Logo após o ato terrorista de Paris a imprensa e as redes sociais foram tomados de furor e indignação. O que é mais do que justo, já que pessoas foram mortas por causa de charges. Isso é inaceitável. Tendo colocado isso, aqui vai uma reflexão sobre a liberdade de imprensa.
Pois no Brasil esse foi o tema dominante após o evento. Os desenhistas foram colocados no papel de mártires da liberdade de imprensa. E isso não mudou quando começaram a aparecer charges da revista zombando da religião alheia, caracterizando uma ministra negra como macaca ou estereotipando muçulmanos como selvagens e terroristas. Afinal, para os Voltaires de Facebook (como disse um texto cujo autor não gravei) vale tudo em nome da liberdade de expressão. Nem falo dos escrotos de sempre que amam Rafinha Bastos e Danilo Gentili. Penso aqui nos liberais, que acham que qualquer restrição à liberdade de imprensa é uma agressão à democracia e ao pessoal de esquerda que acha que os cartunistas eram "libertários" e estão chocados.
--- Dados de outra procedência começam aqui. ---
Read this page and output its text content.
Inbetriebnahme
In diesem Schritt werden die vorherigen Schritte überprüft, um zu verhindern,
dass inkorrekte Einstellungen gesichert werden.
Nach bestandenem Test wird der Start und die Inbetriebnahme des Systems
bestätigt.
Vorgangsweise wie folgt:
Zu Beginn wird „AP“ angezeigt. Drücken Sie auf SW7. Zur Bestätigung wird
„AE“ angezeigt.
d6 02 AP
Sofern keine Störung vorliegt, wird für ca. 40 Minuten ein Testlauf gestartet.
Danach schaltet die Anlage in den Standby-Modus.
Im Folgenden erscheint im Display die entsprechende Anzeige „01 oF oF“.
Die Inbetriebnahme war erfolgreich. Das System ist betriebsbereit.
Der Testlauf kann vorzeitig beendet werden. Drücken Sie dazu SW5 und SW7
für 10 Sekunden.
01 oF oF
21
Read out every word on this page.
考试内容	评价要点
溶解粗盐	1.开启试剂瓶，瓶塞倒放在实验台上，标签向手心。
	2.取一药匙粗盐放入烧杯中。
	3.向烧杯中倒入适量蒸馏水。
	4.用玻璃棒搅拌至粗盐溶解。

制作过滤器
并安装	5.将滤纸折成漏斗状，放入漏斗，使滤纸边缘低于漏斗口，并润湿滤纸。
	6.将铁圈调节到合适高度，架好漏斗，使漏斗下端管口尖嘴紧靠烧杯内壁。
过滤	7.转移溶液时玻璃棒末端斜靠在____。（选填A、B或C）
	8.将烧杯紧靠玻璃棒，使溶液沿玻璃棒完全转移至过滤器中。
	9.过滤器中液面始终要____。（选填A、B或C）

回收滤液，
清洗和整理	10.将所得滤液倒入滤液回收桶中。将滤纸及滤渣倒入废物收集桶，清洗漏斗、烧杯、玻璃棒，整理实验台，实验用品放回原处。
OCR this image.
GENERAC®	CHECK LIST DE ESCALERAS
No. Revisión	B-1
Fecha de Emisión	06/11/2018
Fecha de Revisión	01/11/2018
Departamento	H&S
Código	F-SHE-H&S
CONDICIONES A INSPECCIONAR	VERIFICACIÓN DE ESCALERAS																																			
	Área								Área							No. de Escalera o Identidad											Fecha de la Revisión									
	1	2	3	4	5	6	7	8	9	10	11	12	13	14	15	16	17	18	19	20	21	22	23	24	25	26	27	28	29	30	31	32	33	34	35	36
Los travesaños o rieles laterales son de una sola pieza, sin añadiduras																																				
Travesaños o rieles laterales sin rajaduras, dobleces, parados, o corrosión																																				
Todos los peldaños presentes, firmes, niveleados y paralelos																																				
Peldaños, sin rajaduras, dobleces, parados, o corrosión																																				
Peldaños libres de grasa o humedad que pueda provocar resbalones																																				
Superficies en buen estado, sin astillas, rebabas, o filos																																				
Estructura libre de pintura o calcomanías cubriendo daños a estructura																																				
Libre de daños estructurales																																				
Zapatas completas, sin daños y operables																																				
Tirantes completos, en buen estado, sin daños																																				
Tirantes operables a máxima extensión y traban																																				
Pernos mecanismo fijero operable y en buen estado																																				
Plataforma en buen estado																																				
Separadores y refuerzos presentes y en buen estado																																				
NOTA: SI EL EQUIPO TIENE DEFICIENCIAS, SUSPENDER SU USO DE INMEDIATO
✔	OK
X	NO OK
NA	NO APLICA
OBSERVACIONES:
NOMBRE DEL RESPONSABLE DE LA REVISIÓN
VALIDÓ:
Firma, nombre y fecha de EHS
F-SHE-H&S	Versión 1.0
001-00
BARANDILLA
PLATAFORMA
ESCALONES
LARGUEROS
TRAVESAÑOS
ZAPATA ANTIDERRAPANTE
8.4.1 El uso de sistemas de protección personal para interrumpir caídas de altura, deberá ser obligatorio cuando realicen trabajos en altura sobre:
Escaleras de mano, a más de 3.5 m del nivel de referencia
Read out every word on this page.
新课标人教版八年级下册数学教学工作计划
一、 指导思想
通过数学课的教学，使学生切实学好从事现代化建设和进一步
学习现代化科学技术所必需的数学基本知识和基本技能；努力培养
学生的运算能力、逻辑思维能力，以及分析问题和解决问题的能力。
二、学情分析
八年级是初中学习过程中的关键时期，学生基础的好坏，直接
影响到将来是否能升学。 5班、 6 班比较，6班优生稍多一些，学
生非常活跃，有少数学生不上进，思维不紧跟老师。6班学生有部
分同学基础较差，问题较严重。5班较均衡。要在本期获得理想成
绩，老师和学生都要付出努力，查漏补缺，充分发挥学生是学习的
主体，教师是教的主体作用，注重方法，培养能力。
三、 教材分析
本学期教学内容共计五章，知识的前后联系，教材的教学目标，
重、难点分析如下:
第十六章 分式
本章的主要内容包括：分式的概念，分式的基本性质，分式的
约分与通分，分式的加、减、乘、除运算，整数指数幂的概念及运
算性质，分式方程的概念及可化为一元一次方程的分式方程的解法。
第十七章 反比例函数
Vamos começar assim: a liberdade de expressão deve ser sem limites? A minha resposta é: NÃO. Imagine uma publicação que deliberadamente dê uma notícia falsa que cause a morte de milhares de pessoas. Ela não deve ser penalizada na justiça? Num caso desses você bancaria o Voltaire de Facebook e diria que esse processo seria um atentado à liberdade de expressão e uma volta à ditadura? Eu sei que é um exemplo limite e fictício, mas o objetivo aqui é debater uma tese. A liberdade de expressão não pode estar acima das leis de um país.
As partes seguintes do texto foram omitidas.